MIRANDA de, Juan

MIRANDA de, Juan Osservationi della lingua castigliana

Venice, Gabriel Giolito de’ Ferrari, 1566

£2,950.00

FIRST EDITION. 8vo, pp. (32), 407, (1). Roman and Italic letter, text on single and double column, printed side notes, title cartouche and printer’s woodcut device on title page, historiated initials, typographical and decorative headpieces. Light age yellowing, the occasional light spot. A very good, clean copy in contemporary limp vellum, early ink title and shelf mark to spine, remains of ties, yapp edges, spine holed, vellum a bit rubbed. Early shelf mark to fly and Jesuit ex-libris in early hand to t-p.

Rare first edition, first issue, of this important Spanish grammar written for Italians by the religious Juan De Miranda, a writer and grammarian from Valladolid living in Venice, which served as a model to scholars from all over Europe and was reprinted several times, as being the most effective and complete early pedagogical grammar of Spanish written for speakers of other languages.

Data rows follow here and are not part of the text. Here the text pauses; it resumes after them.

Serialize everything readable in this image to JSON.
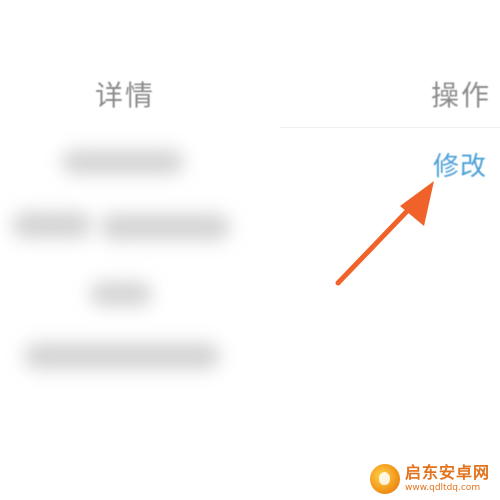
{
  "table": {
    "header_detail": "详情",
    "header_action": "操作",
    "edit_link": "修改"
  },
  "watermark": {
    "name": "启东安卓网",
    "url": "www.qdltdq.com"
  },
  "colors": {
    "header_text": "#8c8c8c",
    "link": "#4a9fd8",
    "arrow": "#f0622a",
    "watermark": "#e2731c"
  },
  "icons": {
    "annotation_arrow": "arrow-icon",
    "watermark_logo": "watermark-logo-icon"
  }
}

The address to the reader highlights the difficulties in learning Spanish and the usefulness of the work which deals with general morphology and some peculiarities of Castilian grammar and especially usage. It is divided into 4 parts: I, pronunciation and inflected parts of speech (article, noun, adjective and pronoun); II, the verb (regular and irregular) and its conjunction; III, the non-inflected parts of speech (adverb and prepositions) and a section on proverbs, anecdotes and short stories to illustrate colloquial Spanish; IV, orthography. Miranda’s grammar was influenced by Mario Alessandri D’Urbino’s “ Il paragone della lingua Toscana et Castigliana” (1560) but expanded on it. The work contains 2 indexes to help readers and  explanations, given in plain and easy terms, are contrasted on the same page to the Tuscan language so the learner can easily understand rules, variants and similarities of Spanish. Of great interest is the book 3, where the author discusses Spanish conversation on various cultural topics (customs, clothing, knowledge, etc.) through short didactic examples according to three groups: comparisons, exclamations and particularly witty proverbs, largely using common words with ambiguous meaning, such as “loco” (mad), “judio” (Jewish), in relation to the concept of honour, and “necio” or “moro” (Moorish, ignorant). The selection is significant, showing peculiar aspects of politics and culture of Spanish society. Miranda refers to Castiglione’s “Cortegiano” and Girolamo Garimberto’s “Concetti divinissimi” (1551), as models of learned conversation for courtiers, politicians and scholars, and recounts real episodes that happened in Venice at that time to notable Spaniards, such as Giovanni de Spinosa, secretary to the Emperor Carlo V. The comments on pronunciation provide valuable data for chronologies of sound change.

No copies of this edition recorded in the US and the second edition only at Kansas and Illinois. Not in Brunet or Graesse. Adams, M 1470 (ed. 1567); BM STC It., 440.